Pour rappel, Rain est une startup qui conçoit des puces d'IA imitant le fonctionnement du cerveau et qui vise à servir les entreprises comme OpenAI et Anthropic. Rain a levé 25 millions de dollars en 2022. La startup a vanté ses progrès auprès d'investisseurs potentiels au début de l'année, prévoyant que dès ce mois-ci, elle pourrait sortir une puce de test, une étape standard dans le développement d'une puce faisant référence à une conception prête à être fabriquée. Mais Rain vient de remanier son conseil d'administration après que les autorités américaines ont demandé au fonds saoudien Prosperity7 Ventures de vendre sa participation dans la société.

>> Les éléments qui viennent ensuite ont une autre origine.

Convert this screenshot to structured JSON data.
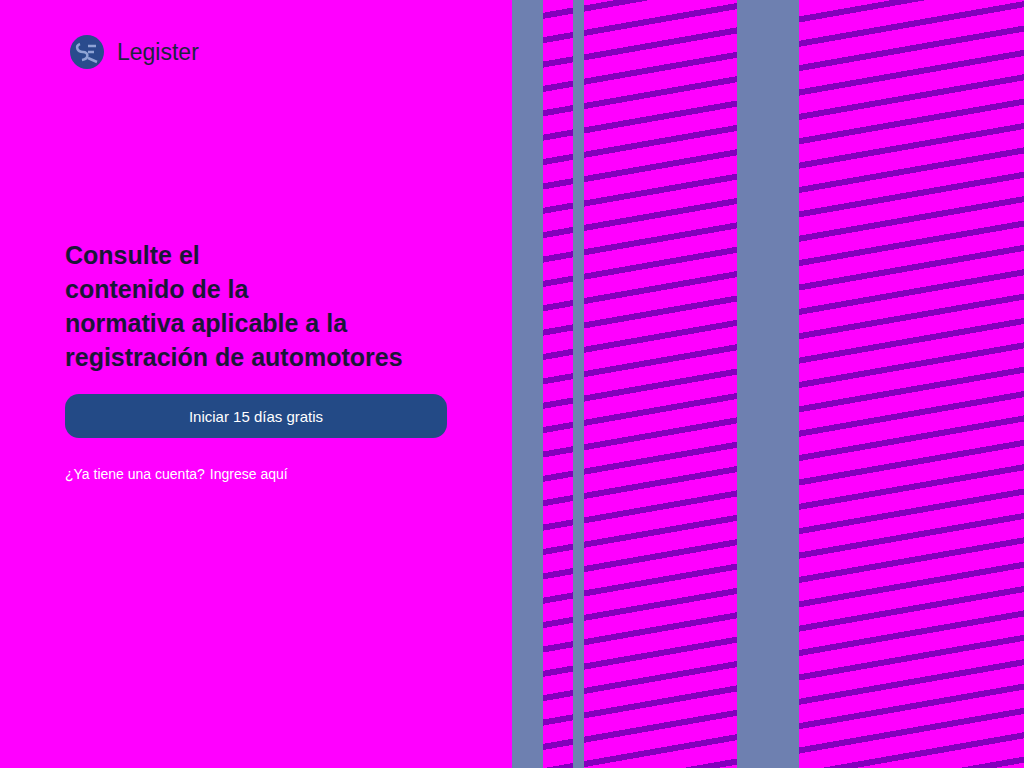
{
  "brand": {
    "name": "Legister"
  },
  "hero": {
    "headline_lines": [
      "Consulte el",
      "contenido de la",
      "normativa aplicable a la",
      "registración de automotores"
    ]
  },
  "cta_button": {
    "label": "Iniciar 15 días gratis"
  },
  "login_prompt": {
    "text": "¿Ya tiene una cuenta?",
    "link": "Ingrese aquí"
  }
}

Cela fait suite à "un examen" du Comité sur l'investissement étranger aux États-Unis (Committee on Foreign Investment in the United States - CFIUS), qui surveille les transactions ayant des implications en matière de sécurité nationale. Le retrait forcé du fonds saoudien Prosperity7 Ventures pourrait ajouter aux difficultés de Rain à mettre sur le marché une nouvelle technologie de puce, retardant potentiellement le jour où OpenAI pourra honorer sa commande anticipée de 51 millions de dollars. Grep VC, une société de capital-risque basée dans la Silicon Valley, a acquis les actions cédées par Prosperity7 Ventures, une filiale du groupe Saudi Aramco.

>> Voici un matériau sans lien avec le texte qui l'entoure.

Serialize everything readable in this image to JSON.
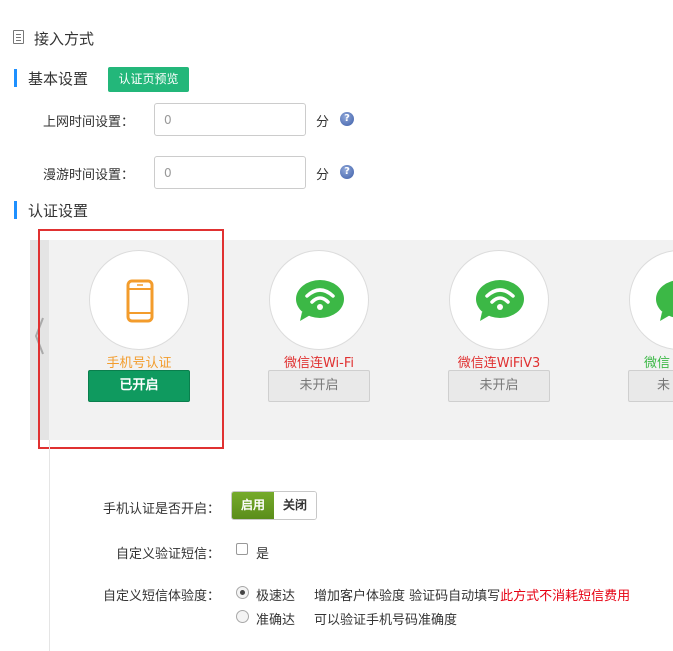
{
  "header": {
    "title": "接入方式",
    "icon": "document-icon"
  },
  "basic": {
    "title": "基本设置",
    "preview_button": "认证页预览",
    "online_time": {
      "label": "上网时间设置：",
      "value": "",
      "placeholder": "0",
      "unit": "分"
    },
    "roaming_time": {
      "label": "漫游时间设置：",
      "value": "",
      "placeholder": "0",
      "unit": "分"
    }
  },
  "auth": {
    "title": "认证设置",
    "cards": [
      {
        "name": "手机号认证",
        "status": "已开启",
        "icon": "mobile-phone-icon",
        "enabled": true
      },
      {
        "name": "微信连Wi-Fi",
        "status": "未开启",
        "icon": "wechat-wifi-icon",
        "enabled": false
      },
      {
        "name": "微信连WiFiV3",
        "status": "未开启",
        "icon": "wechat-wifi-icon",
        "enabled": false
      },
      {
        "name": "微信",
        "status": "未",
        "icon": "wechat-icon",
        "enabled": false
      }
    ]
  },
  "phone_settings": {
    "enable_label": "手机认证是否开启：",
    "enable_on": "启用",
    "enable_off": "关闭",
    "custom_sms_label": "自定义验证短信：",
    "custom_sms_option": "是",
    "experience_label": "自定义短信体验度：",
    "options": [
      {
        "label": "极速达",
        "desc": "增加客户体验度 验证码自动填写",
        "warning": "此方式不消耗短信费用",
        "checked": true
      },
      {
        "label": "准确达",
        "desc": "可以验证手机号码准确度",
        "warning": "",
        "checked": false
      }
    ]
  },
  "colors": {
    "accent_blue": "#1e90ff",
    "preview_green": "#23b77a",
    "enabled_green": "#0f9a5f",
    "phone_orange": "#f39c2c",
    "wechat_green": "#3cb846",
    "wechat_text_red": "#e03131",
    "highlight_red": "#e03131"
  }
}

Les puces neuromorphiques, comme celles conçues par Rain, promettent un fonctionnement très efficace et à très faible consommation d'énergie, ce qui est essentiel pour surmonter les goulets d'étranglement associés aux puces lourdes fabriquées par Nvidia, AMD, etc. D'autres entreprises ont déjà construit et testé avec succès des puces neuromorphiques, notamment IBM. Le PDG fondateur de Rain, Gordon Wilson, est passé à un rôle de conseiller exécutif, et a déclaré dans un poste sur LinkedIn : « Rain est prêt à construire un produit qui définira de nouveaux marchés de puces d'intelligence artificielle et perturbera massivement les marchés existants ».

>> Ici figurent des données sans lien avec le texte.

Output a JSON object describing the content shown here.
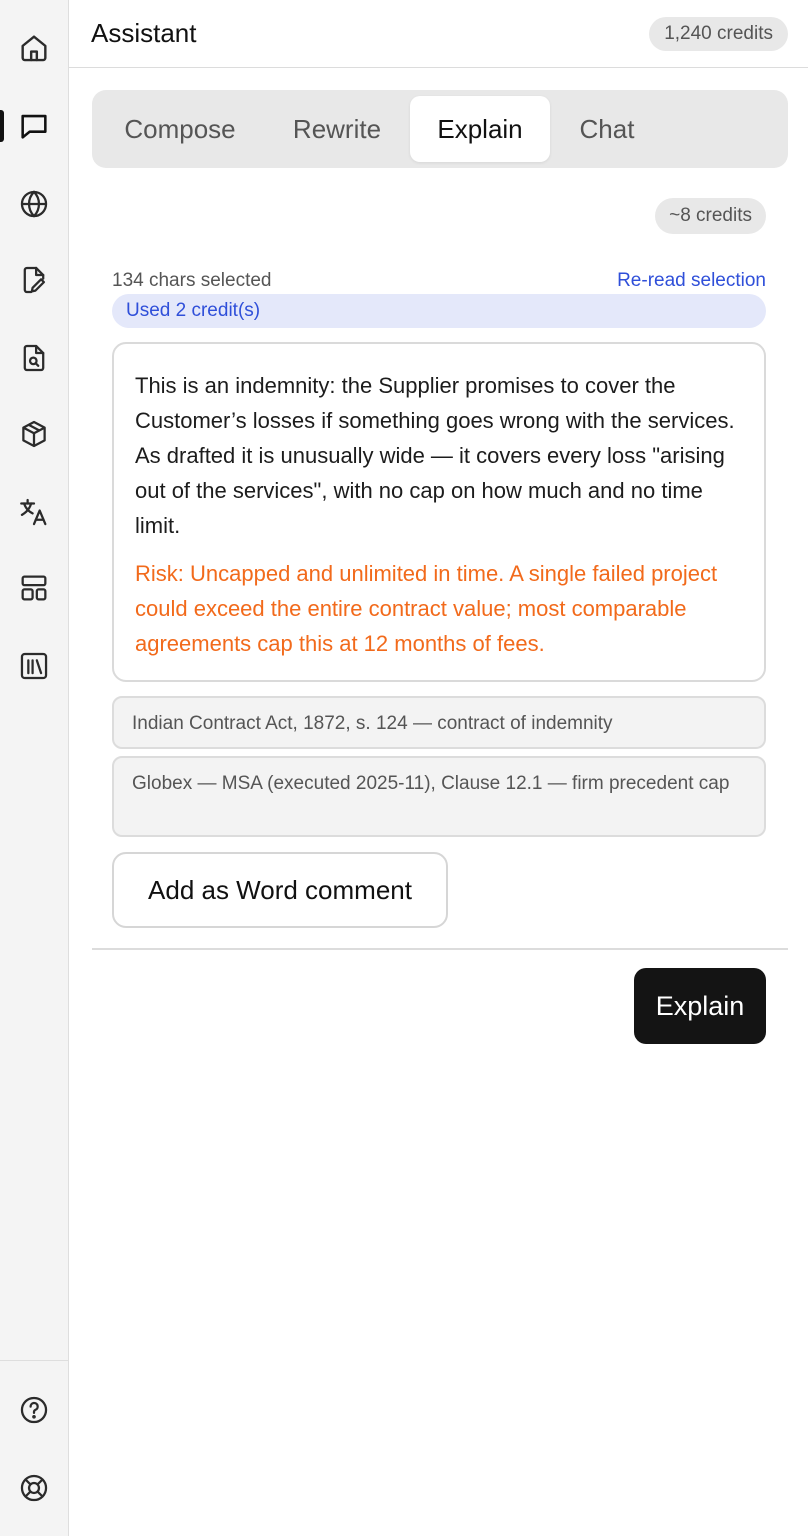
{
  "sidebar": {
    "items": [
      {
        "id": "home",
        "icon": "home-icon"
      },
      {
        "id": "assistant",
        "icon": "chat-bubble-icon",
        "active": true
      },
      {
        "id": "web",
        "icon": "globe-icon"
      },
      {
        "id": "draft",
        "icon": "document-edit-icon"
      },
      {
        "id": "review",
        "icon": "document-search-icon"
      },
      {
        "id": "packages",
        "icon": "cube-icon"
      },
      {
        "id": "translate",
        "icon": "translate-icon"
      },
      {
        "id": "templates",
        "icon": "layout-icon"
      },
      {
        "id": "library",
        "icon": "library-icon"
      }
    ],
    "bottom_items": [
      {
        "id": "help",
        "icon": "help-circle-icon"
      },
      {
        "id": "support",
        "icon": "lifebuoy-icon"
      }
    ]
  },
  "header": {
    "title": "Assistant",
    "credits": "1,240 credits"
  },
  "tabs": [
    {
      "label": "Compose",
      "active": false
    },
    {
      "label": "Rewrite",
      "active": false
    },
    {
      "label": "Explain",
      "active": true
    },
    {
      "label": "Chat",
      "active": false
    }
  ],
  "estimate": "~8 credits",
  "selection": {
    "count_label": "134 chars selected",
    "reread_label": "Re-read selection",
    "used_label": "Used 2 credit(s)"
  },
  "explanation": {
    "body": "This is an indemnity: the Supplier promises to cover the Customer’s losses if something goes wrong with the services. As drafted it is unusually wide — it covers every loss \"arising out of the services\", with no cap on how much and no time limit.",
    "risk": "Risk: Uncapped and unlimited in time. A single failed project could exceed the entire contract value; most comparable agreements cap this at 12 months of fees."
  },
  "references": [
    "Indian Contract Act, 1872, s. 124 — contract of indemnity",
    "Globex — MSA (executed 2025-11), Clause 12.1 — firm precedent cap"
  ],
  "actions": {
    "word_comment_label": "Add as Word comment",
    "explain_label": "Explain"
  },
  "colors": {
    "accent_blue": "#2f4fd9",
    "risk_orange": "#f26a1b",
    "primary_button": "#141414"
  }
}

Les inquiétudes des États-Unis concernant l'accord de Prosperity7 avec Rain soulèvent également des questions sur un autre effort d'Altman visant à accroître l'offre mondiale de puces d'IA. Au cours des derniers mois, il a discuté avec des investisseurs du Moyen-Orient de la possibilité de lever des fonds pour lancer une nouvelle société de puces afin d'aider OpenAI et d'autres à se diversifier au-delà de leur dépendance actuelle aux GPU de Nvidia et aux puces spécialisées de Google, d'Amazon et de quelques fournisseurs plus petits. Mais les États-Unis ont pris cette année des mesures qui pourraient ralentir le développement de l'IA au Moyen-Orient.
Rain a déclaré qu'Altman a dirigé l'un des financements de démarrage de la startup en 2018, l'année avant qu'OpenAI n'accepte de dépenser 51 millions de dollars pour ses puces. À un moment donné, Rain a affirmé aux investisseurs qu'elle avait eu des discussions avancées pour vendre des systèmes à Google, Oracle, Meta, Microsoft et Amazon. Microsoft a refusé de commenter, et les autres entreprises n'ont pas répondu aux demandes de commentaires. Les puces de Rain, basées sur l'architecture open source RISC-V, ciblent principalement ce que l'industrie technologique appelle les appareils de périphérie (edge devices), situés loin des centres de données.
Ces appareils comprennent les téléphones, les drones, les voitures et les robots. Rain vise à fournir une puce capable d'entraîner les algorithmes des machines et de les exécuter une fois qu'ils sont prêts à être déployés. La plupart des puces de pointe actuelles, comme celles que l'on trouve dans les smartphones, se concentrent sur ce dernier aspect, connu sous le nom d'inférence. Pour l'instant, l'on ignore comment OpenAI compte utiliser les puces d'IA de Rain.